Я невольно улыбнулся: хоть все складывалось не слишком весело для меня, но Рене была великолепна.
— Вы правы, — сказал я, — и хотя мне ни много ни мало тридцать восемь лет, я даже не юноша, а совсем дитя. Вопросы, которые я собирался вам задать, действительно глупые. Впрочем, вы не совсем угадали: любите вы меня или нет — это не главный из них. Я хотел спросить, согласны ли вы поехать со мной на край света. Понятно, теперь я этого не сделаю, однако, признайтесь, такой вопрос только украсил бы любой роман.
— Не сомневаюсь, Ролан, и, конечно, помечтать об этом было бы очень приятно. Но сказать вам, чем я только что занималась? Варила варенье. Так надо же его и съесть. Кроме того, я вяжу свитер для Туанетты, а на очереди еще жилеты, носки, гольфы. Да и зачем мне на край света? Подняться сюда, к вам, — для меня и то огромное путешествие, куда уж дальше. Вы не обиделись?
— Напротив. Я восхищен вашим здравомыслием. Знаете, мне кажется, будто мы с вами много лет женаты, но вот уже месяц, как я почему-то забыл об этом. А вы точно знаете, что ваш муж в Бухаресте?
Но тут я снова вспомнил о своем проклятом превращении и очнулся, вся эта игра в любовников показалась мне нудной и нелепой. И когда Рене в свою очередь спросила, знаю ли я точно, где находится моя барышня из магазина, я оборвал ее:
— Довольно дурачиться. Никакой барышни и вообще ничего из того, что вы тут насочиняли, нет и в помине. Есть только человек, который, Бог знает почему, любит вас и способен обеспечить вас и ваших детей. И он полагает, что очень скоро у вас может возникнуть в этом необходимость. Вы так изумительно невозмутимы, что намеками вас не проймешь. Поэтому придется говорить без обиняков: те весьма незначительные дела, которыми занимается ваш муж, никак не могут оправдать его вот уже трехнедельную отлучку. Никакой необходимости в подобной поездке вообще не было, и уж во всяком случае, недели с лихвой хватило бы, чтобы уладить дела. Напрашивается вывод, что ваш муж вообще не намерен возвращаться.
Рене побледнела как полотно, часто задышала.
— Это вы нарочно… — произнесла она слабым голосом, — нарочно так говорите, чтобы испугать меня.
— Возможно, я ошибаюсь, и он просто загулял с какой-нибудь красоткой. Хорошо, если так. Много он взял с собой денег?

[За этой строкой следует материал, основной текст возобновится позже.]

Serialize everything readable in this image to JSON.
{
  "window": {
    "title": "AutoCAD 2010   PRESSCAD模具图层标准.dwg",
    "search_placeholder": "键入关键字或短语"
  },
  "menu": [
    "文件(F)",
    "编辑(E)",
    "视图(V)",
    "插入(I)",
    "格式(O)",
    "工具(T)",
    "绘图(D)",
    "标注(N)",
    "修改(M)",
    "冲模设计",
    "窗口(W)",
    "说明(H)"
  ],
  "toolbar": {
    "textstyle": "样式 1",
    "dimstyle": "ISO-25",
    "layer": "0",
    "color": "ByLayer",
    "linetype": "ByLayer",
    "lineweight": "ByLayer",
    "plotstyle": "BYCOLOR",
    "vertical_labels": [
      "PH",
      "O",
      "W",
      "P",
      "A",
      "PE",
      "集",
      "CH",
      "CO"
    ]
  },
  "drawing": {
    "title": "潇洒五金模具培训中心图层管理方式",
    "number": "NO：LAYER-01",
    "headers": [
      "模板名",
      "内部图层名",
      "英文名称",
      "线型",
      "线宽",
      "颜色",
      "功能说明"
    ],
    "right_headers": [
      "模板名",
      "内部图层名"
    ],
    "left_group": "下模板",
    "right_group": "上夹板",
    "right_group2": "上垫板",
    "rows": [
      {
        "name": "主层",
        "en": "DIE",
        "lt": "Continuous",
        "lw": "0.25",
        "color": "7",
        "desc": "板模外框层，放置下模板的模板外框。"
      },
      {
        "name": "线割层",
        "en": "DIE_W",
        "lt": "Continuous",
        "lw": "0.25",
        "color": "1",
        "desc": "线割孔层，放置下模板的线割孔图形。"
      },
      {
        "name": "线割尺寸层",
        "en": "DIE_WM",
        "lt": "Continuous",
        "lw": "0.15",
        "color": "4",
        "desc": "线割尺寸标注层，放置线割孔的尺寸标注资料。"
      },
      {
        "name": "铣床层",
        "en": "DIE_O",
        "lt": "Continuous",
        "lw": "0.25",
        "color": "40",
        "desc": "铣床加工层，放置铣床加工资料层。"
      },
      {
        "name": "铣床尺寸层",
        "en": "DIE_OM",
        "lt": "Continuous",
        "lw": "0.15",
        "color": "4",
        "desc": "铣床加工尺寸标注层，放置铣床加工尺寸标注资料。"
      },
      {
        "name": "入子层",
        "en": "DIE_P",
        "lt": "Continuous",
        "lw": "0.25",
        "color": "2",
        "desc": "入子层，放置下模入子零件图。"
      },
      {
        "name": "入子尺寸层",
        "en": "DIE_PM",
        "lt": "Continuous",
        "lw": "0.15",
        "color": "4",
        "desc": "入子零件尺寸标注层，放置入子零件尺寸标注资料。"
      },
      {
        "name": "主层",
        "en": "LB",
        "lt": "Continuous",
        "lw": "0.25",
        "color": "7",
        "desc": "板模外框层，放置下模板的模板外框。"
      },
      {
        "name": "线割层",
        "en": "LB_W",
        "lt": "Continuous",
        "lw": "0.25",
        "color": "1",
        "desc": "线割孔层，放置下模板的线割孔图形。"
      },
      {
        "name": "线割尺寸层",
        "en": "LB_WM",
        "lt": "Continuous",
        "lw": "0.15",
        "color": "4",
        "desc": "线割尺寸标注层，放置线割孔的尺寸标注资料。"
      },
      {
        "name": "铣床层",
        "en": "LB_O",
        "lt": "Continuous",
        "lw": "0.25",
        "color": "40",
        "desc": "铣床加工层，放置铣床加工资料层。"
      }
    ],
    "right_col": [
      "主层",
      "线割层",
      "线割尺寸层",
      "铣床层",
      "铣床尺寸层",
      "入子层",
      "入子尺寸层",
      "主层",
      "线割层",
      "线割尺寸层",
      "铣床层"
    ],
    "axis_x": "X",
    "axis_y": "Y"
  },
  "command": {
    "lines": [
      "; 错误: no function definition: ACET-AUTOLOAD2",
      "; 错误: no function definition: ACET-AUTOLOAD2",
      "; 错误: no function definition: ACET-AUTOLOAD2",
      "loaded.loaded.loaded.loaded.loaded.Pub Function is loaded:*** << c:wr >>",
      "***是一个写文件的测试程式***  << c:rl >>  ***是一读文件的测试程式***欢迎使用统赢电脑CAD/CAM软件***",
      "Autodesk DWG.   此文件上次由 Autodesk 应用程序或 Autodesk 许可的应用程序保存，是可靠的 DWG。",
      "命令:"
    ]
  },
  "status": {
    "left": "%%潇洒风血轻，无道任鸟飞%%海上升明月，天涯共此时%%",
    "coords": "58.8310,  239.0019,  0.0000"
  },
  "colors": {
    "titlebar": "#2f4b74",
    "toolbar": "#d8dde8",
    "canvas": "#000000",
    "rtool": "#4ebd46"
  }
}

— Он сказал по телефону перед самым отъездом, что снял со счета сорок тысяч франков.
— Плохой признак. Ну, а что вам известно о прежних его интрижках, часто с ним такое бывало?
— Что вы! Он вел себя безукоризненно, да меня и не обманешь, я глаз с него не спускала. Он даже побаивался меня. И я уверена: заведись у него интрижка, он бы порвал ее при малейшем моем подозрении. Надо уметь держать мужа в узде, ежедневно управлять каждым его шагом, и тогда он постоянно чувствует присутствие жены, даже когда ее нет рядом.
Сознание власти над мужем приободрило Рене, лицо ее прояснилось.
— Вот-вот, как раз это и может для вас плохо обернуться, — сказал тогда я. — Знавал я мужей, которых жены держали в строгости. Они безупречны до тех пор, пока в один прекрасный день вихрь страсти не унесет их прочь с супружеской стези, и если уж они разорвут свою цепь, ничто на свете не заставит их вернуться к семейному очагу. Скорее они скатятся на самое дно. Был у меня один такой знакомый…
И я сочинил целую историю о том, как этот человек, занимавший-де видный пост, имевший приличное состояние и обожавший своих четверых детишек, был у жены под каблуком, и как печально это кончилось: после двадцати лет супружества он сбежал с некой особой, которая отнюдь не блистала молодостью и красотой.
— Однажды, — продолжал я, — я повстречал его в Марселе, он созывал туристов на морскую прогулку по Старому порту. Тогда-то он и рассказал мне, как случилось, что он бросил семью. Я слушал, и у меня прямо сердце разрывалось. Как-то раз он шел со службы домой и впервые в жизни прельстился уличной девицей и пошел с нею. А потом одна мысль, что придется предстать пред женины очи запятнанным таким грехом, настолько ужаснула его, что он так и остался в гостинице, куда привела его девица. Помню, я заклинал его опомниться, расписывал, как тяжко приходится его семье: дети голодают, жена гнет спину по чужим домам, какая горькая участь ожидает тех, кого он любил и любит по сей день. Но, хотя прошло уже три года, страх его был так же силен, как в тот день, когда он остался в дрянной гостинице.